The number of Common Shares to be issued will be based upon the net asset value ("NAV") of Pyramid and Capco, determined by, among other factors, the discounted NAV of the oil and gas reserves of each company. An independent committee will select an independent third party appraiser to provide a fairness opinion on the transaction. Both companies have agreed to abide by the results of this opinion. The completion of this business combination will be subject to all necessary documentation, due diligence, and regulatory and shareholder approvals.
Capco is currently trading on the pink sheets in the US, but has not filed current financial information with the appropriate regulatory authorities. It anticipates that financial statements for the period ending December 31, 2006 and March 31, 2007 will be completed and filed within two to three months. A follow-up press release will be issued at that time. Capco's reserve report as of December 31, 2006 is not prepared in accordance with NI 51-101 guidelines and such evaluation is being conducted currently and the results will be announced in a follow-up press release.
Due diligence by both parties is ongoing, and this transaction will be subject to disinterested shareholder approval and review by the TSX Venture Exchange. There is no assurance that the Exchange will accept the proposed transaction, the disinterested shareholders will approve it, or that both companies will be satisfied with their due diligence results.

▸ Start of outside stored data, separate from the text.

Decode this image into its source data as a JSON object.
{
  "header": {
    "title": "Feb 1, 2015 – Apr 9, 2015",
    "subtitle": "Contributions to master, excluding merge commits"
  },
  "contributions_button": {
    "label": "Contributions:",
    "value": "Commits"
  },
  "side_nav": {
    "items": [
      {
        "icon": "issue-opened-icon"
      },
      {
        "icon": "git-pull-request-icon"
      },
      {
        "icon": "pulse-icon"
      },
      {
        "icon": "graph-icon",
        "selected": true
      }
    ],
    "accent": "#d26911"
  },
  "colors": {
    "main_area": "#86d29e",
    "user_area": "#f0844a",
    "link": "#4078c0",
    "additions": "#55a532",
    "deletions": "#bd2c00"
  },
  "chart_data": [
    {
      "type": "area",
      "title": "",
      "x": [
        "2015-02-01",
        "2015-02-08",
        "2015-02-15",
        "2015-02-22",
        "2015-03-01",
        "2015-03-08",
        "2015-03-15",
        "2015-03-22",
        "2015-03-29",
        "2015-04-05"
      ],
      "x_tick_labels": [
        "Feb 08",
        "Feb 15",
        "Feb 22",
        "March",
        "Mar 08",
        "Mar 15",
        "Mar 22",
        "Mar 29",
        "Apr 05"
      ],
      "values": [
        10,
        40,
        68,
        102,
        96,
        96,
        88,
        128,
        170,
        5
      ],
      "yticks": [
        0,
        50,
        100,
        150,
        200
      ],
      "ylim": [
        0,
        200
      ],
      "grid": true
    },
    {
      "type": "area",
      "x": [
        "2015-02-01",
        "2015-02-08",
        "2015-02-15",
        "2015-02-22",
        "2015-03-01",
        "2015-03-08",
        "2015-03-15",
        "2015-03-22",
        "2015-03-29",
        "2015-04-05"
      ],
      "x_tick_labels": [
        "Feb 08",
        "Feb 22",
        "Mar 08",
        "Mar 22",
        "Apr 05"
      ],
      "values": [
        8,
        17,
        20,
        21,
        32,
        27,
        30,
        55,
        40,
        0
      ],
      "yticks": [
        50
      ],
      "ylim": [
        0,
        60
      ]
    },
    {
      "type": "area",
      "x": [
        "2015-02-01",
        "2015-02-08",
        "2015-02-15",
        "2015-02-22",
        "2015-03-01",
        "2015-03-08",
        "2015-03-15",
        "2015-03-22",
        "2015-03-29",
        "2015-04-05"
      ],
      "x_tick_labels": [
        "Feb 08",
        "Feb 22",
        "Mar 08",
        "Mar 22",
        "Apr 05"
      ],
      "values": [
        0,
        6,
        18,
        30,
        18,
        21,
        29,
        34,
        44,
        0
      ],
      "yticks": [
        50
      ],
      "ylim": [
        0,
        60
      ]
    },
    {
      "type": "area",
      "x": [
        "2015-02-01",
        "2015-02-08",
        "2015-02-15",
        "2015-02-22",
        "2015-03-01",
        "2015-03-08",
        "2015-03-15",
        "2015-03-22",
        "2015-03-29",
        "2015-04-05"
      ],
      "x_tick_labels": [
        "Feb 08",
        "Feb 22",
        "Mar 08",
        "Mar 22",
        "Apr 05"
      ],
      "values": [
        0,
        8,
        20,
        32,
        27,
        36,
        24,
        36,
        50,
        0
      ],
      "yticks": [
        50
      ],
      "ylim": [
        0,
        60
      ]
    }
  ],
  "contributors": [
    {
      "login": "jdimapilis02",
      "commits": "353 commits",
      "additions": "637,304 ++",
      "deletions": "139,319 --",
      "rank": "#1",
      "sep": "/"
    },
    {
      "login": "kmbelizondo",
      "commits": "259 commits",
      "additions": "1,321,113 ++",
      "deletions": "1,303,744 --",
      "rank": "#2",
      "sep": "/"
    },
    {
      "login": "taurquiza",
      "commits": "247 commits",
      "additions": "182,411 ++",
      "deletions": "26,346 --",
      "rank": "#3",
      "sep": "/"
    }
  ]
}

Mr. Ilyas Chaudhary, the majority shareholder in both companies, as well as being the CEO of both companies, will not participate in the selection of the third party appraiser for the transaction, nor will he vote on any issue concerning this transaction. No other Capco directors have been identified at this time to join the board of Pyramid.
Following the acquisition, Pyramid expects to raise funds to expand the oil and gas production of the combined company, mainly in the Gulf of Mexico, focusing on low-risk producing opportunities.